MOST CORPORATE CRIME IS DIFFERENT.  Apart from the most brazen and rare examples (e.g., embezzlement, lying to regulators), corporate crime is not the same as crimes such as murder, or armed robbery or rape.  I'm not talking about outcomes, I'm talking about things like culpability (did someone have criminal intent) and even whether a crime was actually committed.  It's not remotely as black and white as a crime where you've got a body at the end of a smoking gun.


People sputter about "corporate criminals,", but the vast majority of the time they are dealing with an outcome they don't like and groping for a criminal sanction. They want someone to PAY. But there's no body, no abused victim, no missing jewel cache. Just an outcome that feels wrong. 

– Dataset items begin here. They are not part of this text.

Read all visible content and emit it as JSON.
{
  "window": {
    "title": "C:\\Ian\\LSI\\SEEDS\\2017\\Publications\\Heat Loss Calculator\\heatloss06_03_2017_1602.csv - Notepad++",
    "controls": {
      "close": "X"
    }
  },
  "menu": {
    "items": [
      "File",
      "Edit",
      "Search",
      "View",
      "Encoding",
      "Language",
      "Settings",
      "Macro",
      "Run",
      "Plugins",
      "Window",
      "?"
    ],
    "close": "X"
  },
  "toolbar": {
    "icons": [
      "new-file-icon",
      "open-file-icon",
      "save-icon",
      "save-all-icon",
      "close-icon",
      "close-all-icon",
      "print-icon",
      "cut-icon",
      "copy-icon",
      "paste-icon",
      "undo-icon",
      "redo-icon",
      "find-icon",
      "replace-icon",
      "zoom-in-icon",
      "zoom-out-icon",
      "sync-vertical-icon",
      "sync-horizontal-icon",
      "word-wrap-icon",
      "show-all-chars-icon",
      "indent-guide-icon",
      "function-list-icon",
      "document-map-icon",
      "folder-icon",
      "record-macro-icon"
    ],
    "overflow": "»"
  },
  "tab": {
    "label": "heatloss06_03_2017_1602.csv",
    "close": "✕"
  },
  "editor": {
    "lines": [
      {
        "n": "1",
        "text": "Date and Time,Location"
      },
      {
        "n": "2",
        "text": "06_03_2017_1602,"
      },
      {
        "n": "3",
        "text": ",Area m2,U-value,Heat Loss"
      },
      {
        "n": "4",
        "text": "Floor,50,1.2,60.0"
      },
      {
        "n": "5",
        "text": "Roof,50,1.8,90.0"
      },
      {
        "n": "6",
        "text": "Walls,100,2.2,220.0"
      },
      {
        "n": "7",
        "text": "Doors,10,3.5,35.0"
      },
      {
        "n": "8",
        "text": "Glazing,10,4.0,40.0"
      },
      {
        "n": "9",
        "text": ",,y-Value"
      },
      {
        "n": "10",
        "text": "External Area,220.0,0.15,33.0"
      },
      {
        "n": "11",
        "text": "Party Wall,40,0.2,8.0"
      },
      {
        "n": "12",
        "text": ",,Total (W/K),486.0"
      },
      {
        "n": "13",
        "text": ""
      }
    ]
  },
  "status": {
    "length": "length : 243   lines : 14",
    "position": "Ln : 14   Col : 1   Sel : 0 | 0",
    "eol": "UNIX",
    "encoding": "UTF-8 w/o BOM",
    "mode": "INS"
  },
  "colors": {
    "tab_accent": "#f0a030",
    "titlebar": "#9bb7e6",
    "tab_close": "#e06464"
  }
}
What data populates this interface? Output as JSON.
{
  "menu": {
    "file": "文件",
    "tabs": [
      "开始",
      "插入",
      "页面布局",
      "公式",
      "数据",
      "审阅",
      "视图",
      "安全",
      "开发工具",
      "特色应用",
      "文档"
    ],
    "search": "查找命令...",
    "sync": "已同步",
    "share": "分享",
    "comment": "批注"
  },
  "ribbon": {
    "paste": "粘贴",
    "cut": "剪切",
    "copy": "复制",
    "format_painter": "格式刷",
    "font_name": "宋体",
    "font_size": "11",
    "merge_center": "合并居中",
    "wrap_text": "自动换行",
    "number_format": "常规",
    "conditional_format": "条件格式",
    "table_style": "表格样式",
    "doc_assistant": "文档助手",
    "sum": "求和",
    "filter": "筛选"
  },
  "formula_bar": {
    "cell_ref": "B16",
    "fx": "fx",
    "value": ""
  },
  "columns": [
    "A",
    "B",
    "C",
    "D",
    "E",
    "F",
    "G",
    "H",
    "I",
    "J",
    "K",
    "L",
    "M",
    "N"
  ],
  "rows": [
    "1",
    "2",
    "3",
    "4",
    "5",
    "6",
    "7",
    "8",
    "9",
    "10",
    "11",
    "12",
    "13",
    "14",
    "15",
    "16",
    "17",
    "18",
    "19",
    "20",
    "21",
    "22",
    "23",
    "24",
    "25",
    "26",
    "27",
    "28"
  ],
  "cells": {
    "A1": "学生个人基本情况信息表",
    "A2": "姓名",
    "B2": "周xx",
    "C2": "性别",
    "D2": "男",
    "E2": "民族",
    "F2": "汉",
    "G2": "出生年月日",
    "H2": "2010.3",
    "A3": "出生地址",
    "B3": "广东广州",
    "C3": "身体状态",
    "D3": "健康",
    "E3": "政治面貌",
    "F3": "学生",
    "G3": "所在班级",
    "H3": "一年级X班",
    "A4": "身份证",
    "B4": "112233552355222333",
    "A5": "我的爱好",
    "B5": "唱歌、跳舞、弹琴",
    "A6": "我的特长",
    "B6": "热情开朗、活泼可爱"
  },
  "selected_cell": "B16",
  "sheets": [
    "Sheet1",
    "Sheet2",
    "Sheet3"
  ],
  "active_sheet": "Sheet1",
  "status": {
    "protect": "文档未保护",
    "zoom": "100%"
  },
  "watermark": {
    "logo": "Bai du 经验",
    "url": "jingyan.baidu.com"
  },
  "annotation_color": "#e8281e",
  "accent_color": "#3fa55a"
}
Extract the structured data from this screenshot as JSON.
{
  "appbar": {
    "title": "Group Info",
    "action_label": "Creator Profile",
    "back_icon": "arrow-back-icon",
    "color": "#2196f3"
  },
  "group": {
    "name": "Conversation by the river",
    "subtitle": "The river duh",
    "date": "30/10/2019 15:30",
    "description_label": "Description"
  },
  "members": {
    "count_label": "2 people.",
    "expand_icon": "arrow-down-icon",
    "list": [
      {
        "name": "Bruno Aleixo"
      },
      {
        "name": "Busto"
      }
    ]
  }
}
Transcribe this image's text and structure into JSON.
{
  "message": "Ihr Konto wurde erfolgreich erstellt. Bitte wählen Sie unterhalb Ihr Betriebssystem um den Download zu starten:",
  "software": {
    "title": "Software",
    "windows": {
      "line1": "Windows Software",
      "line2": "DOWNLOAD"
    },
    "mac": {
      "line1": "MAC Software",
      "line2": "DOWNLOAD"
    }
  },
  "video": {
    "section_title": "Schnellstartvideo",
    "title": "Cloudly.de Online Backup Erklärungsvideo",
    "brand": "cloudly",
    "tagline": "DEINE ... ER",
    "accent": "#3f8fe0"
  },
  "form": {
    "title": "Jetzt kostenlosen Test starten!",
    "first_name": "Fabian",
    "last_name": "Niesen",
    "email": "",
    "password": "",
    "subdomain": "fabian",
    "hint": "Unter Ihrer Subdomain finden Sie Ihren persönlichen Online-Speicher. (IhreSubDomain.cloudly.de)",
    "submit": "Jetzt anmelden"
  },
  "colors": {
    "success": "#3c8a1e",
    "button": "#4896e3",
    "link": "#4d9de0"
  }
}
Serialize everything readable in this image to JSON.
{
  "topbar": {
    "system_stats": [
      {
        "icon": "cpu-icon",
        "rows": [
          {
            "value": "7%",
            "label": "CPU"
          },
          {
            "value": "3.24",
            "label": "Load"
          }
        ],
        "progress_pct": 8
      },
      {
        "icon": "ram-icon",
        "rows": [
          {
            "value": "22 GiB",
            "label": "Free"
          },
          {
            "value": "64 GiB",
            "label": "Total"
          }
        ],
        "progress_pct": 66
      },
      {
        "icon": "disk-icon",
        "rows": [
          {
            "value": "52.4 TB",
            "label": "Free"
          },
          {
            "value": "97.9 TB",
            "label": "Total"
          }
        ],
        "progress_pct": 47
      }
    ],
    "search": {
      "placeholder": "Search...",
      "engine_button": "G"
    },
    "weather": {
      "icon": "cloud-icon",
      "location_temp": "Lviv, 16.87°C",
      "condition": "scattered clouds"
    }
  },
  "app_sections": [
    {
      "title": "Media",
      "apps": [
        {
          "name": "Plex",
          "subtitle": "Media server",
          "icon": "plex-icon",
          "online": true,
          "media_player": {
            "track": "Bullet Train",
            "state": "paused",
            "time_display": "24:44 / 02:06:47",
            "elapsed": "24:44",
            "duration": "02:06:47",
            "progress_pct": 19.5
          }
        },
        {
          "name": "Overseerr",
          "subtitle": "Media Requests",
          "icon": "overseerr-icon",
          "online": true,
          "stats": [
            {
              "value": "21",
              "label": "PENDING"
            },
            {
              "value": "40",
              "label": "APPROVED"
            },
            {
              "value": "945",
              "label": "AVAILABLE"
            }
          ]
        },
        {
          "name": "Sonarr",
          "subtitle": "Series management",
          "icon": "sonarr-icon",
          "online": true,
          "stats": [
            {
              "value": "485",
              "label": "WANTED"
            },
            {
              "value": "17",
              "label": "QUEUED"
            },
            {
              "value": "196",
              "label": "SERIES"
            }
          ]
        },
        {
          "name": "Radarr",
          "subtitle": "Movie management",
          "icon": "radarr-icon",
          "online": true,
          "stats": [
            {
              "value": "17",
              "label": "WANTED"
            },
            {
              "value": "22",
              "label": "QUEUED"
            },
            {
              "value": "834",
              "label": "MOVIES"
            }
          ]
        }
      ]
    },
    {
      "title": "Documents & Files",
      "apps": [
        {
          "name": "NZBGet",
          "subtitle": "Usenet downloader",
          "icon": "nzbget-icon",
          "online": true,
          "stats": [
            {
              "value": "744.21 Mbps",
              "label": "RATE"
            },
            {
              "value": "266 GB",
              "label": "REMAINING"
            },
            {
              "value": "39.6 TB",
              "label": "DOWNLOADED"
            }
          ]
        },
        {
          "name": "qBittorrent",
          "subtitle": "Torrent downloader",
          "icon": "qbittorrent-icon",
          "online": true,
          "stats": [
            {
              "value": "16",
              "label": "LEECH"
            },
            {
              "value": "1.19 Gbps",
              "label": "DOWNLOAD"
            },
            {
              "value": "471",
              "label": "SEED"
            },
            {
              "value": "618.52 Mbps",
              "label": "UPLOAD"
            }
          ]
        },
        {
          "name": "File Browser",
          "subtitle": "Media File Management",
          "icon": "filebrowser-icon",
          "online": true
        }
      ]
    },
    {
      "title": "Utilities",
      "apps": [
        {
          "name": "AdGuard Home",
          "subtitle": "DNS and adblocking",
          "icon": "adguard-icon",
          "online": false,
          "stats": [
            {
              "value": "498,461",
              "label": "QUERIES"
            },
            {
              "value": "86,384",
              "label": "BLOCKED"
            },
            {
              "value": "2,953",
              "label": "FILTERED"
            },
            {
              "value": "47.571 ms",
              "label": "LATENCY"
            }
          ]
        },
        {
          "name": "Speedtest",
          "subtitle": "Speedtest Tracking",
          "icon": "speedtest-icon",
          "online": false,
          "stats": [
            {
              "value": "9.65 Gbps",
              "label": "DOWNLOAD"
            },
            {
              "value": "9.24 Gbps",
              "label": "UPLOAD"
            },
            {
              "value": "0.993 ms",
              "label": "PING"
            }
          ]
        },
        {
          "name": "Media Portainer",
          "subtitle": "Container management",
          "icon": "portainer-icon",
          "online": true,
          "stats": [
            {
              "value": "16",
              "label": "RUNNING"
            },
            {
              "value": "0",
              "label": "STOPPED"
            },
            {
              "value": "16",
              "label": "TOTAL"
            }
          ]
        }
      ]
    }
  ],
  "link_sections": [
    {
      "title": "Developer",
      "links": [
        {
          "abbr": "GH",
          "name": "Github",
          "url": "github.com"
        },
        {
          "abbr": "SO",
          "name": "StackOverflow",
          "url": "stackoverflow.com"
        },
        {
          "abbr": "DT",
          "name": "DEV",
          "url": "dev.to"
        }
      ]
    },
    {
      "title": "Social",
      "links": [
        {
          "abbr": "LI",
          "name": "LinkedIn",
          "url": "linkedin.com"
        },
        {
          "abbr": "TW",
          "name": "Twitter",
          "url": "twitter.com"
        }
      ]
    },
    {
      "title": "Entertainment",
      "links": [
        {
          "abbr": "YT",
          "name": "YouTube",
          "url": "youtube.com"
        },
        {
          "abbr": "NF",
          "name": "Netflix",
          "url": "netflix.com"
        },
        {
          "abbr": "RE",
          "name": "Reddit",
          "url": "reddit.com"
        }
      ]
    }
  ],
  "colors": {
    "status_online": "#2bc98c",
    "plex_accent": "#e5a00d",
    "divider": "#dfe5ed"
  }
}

And it there's a chance it could be determined to BE wrong. There are thousands of federal statutes, applicable to business, that carry criminal sanctions. But these are almost never malum in se crimes, where any functioning member of society is expected to know right from wrong. To make matters worse, these malum prohibitum crimes are far more complex - and vague - than their counterparts in the non-business world. These aren't speed limits and DUI thresholds we're talking about. Which raises issue #2 . . .


ENFORCEMENT IS CAPRICIOUS.  It's not that corporate executives can't be expected to comply with the law. The issue is vagueness and how the rules are applied. As criminal defense lawyer (and hater of the term "white collar crime") Scott Greenfield points out, corporate execs under investigation will find themselves subject to the whims of prosecutors - who almost never have business experience - who will try to fit otherwise routine corporate action (or inaction, or ministerial sloppiness) into the rubric of criminal offenses:


There are cases where individual corporate executives make discrete decisions to engage in crime, usually a deliberate fraud or bribery.  But these cases are exceedingly rare. The reason the threat of prosecution doesn't work is because the executives aren't committing crimes at all, and certainly not in their own minds.  They are making business decisions which, when held under a microscope and viewed by a kid from Justice who can only see black and white, has no clue how businesses function and no history in an industry, scrutinizes their decisions as to whether they're the decisions she would make. If not, then it's a Crime!


NO DETERRENT EFFECT - OR NOT THE ONE WE WANT.  There's little surprise that capricious enforcement of vague crimes doesn't have a deterrent effect.  And if we want to get to the deterrent, if we prosecute so aggressively that corporate execs are hiding from their own shadows, where does that get us?  Do we want an American business culture where the Chief Compliance Officer reigns supreme, and the anal retentive obsessions of the grocery clerks takes precedence of moving fast, innovating and taking smart risks?

America has been the world's biggest, most successful economic engine for the last century.  Our standard of living has risen to heights unrivaled anywhere.  We continue to drive innovation for the rest of the planet.  Prosecute aggressively enough, and we risk shutting that off - even as the rest of the world is sprinting to catch us. Or as Greenfield put it:

And if you're wondering where American jobs went, or why prices are out of control, or why products no longer work, or why there is no cure for your child's disease, consider the implications of people screaming criminal enterprise at corporations that may be far from perfect, but also far from criminal.